I will leave you, as we contemplate the federal government running all of healthcare, with these quotes from a report by the Government Accountability Office on our existing government-funded healthcare, just so you can see how their OWN scorekeepers think they are doing today:

On Medicaid:

“With estimated improper payments totaling more than $36 billion (9% leakage) in federal dollars in fiscal year 2016, CMS needs to improve the effectiveness of its program integrity efforts to help identify and prevent improper payments, such as payments for non-covered services or services that were billed for but never provided.”

On Medicare:

“…it is clear that fraud contributes to Medicare’s fiscal problems. More broadly, in fiscal year 2013, CMS estimated that improper payments… were almost $50 billion (9% leakage).”

Welcome to Real Ville! Decide for yourself, but stay on top of this, right here. Whew! That’s Straight enough for one day.

As I stated earlier, I am reviewing the other Senate healthcare reform proposal, which is legislation introduced by Louisiana U.S. Sen. Bill Cassidy, along with senators Lindsey Graham, Dean Heller and Ron Johnson. That proposal, if it became law, would significantly change components of the Affordable Care Act (ACA, the 2010 healthcare reform law). I’ll take a deeper dive on that in a future blog, but you can see some of the issues I addressed regarding new Congressional proposals in this blog from August 2017.

Posted on: September 19, 2017

9 comments on “Single Payer? Medicare For All? Exchange Failures?

  1. Wes

    Mike, how much would every household pay if Medicare paid providers the same as private insurers? Would Medicare cost $15K per household? The Feedback I receive is that if the government can charge my household less than what I’m paying now, then I benefit as long as quality doesn’t decrease. So, let’s assume quality won’t decrease and Medicare for all increases my household taxes by 15K. I currently pay 18K in premium and have a $8200 family liability between deductible and coinsurance. I can easily do the quick math and say that I should encourage Medicare for all from that perspective. IF (and that is a big if) quality wouldn’t decrease, how would you say no to at least a 50% reduction in household liability/cost? What would you say to a person like me to convince me that Medicare for all isn’t a good option?

    • Michael Bertaut

      I would NEVER say that Medicare for all isn’t a good option. But Medicare today, as currently configured would never give you the financial results you quoted in your comment. For example:
      Medicare Part B has no maximum out of pocket. It requires the member to continue to pay 20% of her medical bills forever, even if the total bill exceeds $1million. Likewise, Part A has a hard cap on hospital days (both annual and lifetime). Once you exceed those days, you are on the hook for either a $500/day copay or the full cost of the stay. Medicare has no prescription drug coverage built in. You must purchase a heavily subsidized Part D plan, which again has very few consumer protections compared to private group insurance.

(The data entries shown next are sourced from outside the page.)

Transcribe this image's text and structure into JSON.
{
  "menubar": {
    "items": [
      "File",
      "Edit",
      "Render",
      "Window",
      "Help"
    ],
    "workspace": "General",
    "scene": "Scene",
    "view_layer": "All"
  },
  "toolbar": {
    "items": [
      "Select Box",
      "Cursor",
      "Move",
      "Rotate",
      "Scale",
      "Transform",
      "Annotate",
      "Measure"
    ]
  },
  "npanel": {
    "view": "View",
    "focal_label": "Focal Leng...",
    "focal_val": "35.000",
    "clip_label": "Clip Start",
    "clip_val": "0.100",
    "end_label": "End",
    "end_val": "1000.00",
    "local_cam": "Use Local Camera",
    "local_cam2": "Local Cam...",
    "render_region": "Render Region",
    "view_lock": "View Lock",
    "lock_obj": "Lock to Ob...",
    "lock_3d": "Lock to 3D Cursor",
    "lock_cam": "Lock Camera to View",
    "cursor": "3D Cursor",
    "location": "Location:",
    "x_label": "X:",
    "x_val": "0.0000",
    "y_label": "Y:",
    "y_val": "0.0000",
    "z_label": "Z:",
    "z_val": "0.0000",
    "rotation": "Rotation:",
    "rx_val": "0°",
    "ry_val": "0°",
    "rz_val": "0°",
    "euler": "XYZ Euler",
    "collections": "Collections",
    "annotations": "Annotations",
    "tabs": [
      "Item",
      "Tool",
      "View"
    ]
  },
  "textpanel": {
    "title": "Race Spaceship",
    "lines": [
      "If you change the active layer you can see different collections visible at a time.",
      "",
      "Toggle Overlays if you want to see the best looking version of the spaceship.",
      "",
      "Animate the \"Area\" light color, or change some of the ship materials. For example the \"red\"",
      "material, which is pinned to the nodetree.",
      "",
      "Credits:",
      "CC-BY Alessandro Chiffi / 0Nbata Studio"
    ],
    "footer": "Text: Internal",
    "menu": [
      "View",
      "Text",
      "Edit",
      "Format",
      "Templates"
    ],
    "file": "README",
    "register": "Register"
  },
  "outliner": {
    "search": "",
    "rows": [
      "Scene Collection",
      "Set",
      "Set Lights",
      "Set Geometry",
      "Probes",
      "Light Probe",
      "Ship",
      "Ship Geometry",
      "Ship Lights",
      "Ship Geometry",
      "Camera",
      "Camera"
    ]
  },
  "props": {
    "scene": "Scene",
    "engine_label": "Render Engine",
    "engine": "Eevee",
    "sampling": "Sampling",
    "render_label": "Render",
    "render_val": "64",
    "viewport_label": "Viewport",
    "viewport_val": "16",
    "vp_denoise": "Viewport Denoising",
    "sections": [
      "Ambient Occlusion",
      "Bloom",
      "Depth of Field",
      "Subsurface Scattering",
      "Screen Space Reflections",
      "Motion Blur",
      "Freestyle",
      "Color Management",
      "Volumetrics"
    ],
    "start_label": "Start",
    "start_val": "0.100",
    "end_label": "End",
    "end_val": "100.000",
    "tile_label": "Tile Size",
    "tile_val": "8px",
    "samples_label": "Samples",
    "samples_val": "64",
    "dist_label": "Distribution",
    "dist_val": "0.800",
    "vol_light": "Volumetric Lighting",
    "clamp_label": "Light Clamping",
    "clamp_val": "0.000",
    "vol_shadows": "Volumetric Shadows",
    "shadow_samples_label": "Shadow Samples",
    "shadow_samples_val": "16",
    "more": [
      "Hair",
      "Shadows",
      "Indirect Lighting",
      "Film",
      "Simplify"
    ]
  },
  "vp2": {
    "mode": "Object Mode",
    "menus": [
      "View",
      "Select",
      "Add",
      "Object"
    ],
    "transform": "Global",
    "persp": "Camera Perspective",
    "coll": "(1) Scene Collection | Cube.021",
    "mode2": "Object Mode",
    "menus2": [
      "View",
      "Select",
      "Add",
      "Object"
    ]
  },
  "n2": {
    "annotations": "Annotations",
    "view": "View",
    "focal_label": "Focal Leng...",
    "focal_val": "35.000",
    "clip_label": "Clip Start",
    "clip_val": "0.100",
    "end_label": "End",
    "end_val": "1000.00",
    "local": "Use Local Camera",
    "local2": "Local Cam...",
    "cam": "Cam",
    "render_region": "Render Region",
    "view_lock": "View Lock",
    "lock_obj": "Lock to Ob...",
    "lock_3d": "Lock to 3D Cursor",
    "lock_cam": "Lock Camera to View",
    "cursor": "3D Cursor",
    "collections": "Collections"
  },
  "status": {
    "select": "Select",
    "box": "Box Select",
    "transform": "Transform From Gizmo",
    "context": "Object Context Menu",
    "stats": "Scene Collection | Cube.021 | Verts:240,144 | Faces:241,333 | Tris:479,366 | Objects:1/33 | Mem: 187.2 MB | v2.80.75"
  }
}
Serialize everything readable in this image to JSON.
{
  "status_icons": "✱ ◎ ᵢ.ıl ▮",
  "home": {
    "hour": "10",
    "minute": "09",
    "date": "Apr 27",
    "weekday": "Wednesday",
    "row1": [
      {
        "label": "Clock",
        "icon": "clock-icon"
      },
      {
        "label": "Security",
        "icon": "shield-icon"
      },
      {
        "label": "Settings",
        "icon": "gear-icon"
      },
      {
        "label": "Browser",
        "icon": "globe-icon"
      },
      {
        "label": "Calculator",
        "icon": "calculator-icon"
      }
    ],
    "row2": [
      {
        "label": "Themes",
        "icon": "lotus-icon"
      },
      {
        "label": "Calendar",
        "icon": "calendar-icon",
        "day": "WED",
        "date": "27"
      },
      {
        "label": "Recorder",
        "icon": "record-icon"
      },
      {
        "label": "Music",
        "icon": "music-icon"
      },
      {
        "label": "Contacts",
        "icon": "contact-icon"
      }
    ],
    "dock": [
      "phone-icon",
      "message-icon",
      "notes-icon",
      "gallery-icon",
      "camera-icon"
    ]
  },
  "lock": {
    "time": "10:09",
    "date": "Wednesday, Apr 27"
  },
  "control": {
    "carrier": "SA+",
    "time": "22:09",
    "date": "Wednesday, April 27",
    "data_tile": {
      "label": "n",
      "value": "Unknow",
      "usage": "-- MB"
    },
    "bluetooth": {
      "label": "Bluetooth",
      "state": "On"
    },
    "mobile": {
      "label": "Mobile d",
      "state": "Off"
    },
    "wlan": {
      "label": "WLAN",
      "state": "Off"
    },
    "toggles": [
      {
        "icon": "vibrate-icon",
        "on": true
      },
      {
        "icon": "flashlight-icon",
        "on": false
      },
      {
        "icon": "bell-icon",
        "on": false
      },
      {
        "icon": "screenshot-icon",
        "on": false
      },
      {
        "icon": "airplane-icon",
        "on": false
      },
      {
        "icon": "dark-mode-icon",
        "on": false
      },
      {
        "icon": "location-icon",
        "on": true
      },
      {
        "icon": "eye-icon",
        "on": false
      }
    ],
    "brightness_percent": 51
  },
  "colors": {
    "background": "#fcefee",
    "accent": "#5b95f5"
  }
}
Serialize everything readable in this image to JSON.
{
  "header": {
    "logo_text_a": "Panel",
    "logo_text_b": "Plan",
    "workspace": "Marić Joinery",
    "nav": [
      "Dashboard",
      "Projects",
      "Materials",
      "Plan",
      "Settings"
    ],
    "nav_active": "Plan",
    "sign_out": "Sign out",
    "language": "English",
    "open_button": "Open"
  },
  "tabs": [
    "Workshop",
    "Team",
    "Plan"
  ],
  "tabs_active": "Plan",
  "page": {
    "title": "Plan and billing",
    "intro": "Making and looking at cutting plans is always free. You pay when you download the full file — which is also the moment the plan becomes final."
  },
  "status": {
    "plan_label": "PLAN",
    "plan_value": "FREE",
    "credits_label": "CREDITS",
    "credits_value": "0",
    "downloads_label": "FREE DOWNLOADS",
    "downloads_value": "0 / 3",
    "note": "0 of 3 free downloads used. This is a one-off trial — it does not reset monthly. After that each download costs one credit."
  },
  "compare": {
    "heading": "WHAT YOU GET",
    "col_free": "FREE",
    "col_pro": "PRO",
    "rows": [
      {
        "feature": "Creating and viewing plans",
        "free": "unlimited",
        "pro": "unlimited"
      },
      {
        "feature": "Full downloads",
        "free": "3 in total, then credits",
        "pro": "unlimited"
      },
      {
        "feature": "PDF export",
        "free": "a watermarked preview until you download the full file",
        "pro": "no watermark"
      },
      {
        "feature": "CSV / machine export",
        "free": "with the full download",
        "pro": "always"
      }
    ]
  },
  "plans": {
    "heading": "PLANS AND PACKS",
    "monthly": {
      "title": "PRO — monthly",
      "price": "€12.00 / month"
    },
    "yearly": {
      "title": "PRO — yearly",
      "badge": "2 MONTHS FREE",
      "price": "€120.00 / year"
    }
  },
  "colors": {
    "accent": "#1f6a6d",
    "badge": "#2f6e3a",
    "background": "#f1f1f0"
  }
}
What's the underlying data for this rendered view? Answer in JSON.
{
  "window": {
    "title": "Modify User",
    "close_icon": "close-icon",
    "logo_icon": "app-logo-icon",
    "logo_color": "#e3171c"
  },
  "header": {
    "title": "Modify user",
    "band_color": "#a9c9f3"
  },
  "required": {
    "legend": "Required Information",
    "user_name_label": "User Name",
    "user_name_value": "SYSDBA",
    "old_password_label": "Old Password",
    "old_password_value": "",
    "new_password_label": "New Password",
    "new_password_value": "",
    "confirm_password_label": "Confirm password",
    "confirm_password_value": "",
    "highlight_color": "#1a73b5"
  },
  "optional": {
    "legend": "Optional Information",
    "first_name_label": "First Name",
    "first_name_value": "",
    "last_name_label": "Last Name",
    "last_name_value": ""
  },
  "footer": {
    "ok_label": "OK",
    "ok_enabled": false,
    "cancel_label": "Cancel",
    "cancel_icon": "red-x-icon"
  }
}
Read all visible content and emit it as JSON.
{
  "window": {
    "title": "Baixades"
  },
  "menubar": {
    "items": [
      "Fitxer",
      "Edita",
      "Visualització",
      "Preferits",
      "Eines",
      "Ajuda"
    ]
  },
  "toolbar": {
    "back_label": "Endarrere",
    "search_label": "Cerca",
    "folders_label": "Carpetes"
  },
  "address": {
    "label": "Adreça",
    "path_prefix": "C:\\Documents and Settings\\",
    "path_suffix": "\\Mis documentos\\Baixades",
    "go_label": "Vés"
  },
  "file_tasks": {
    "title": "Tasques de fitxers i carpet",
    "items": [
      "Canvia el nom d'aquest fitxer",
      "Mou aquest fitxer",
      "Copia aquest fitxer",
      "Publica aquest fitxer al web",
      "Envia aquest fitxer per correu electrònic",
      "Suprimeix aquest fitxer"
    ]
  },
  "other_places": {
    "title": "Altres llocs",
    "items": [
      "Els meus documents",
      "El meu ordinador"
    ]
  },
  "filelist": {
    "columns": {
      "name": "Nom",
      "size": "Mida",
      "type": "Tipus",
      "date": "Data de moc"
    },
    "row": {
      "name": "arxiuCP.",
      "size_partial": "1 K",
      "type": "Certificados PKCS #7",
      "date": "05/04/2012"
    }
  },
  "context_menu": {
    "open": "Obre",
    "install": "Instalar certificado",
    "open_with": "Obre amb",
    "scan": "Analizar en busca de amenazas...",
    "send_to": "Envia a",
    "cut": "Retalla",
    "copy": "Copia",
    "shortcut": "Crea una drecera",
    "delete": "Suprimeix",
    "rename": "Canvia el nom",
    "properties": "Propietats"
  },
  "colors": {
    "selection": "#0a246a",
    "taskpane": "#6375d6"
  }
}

      Turns out that most of the types of protections that private coverage offers, if added to Medicare, would more than eradicate any savings you might glean. AND expose the entire healthcare payment system to Medicare-levels of fraud, waste, and abuse (about 9% leakage each year according to the Government Accountability Office.

      So of course, under the conditions you described above, you would definitely want to go there. Is there a path that would actually get you there? Nope.

      Hope that helps….mrb

    • Michael Bertaut

      Oh, and Medicare ALREADY costs $12,000 per PERSON per year (not household). Of course, lots of old sick people in Medicare. Ready to join that risk pool?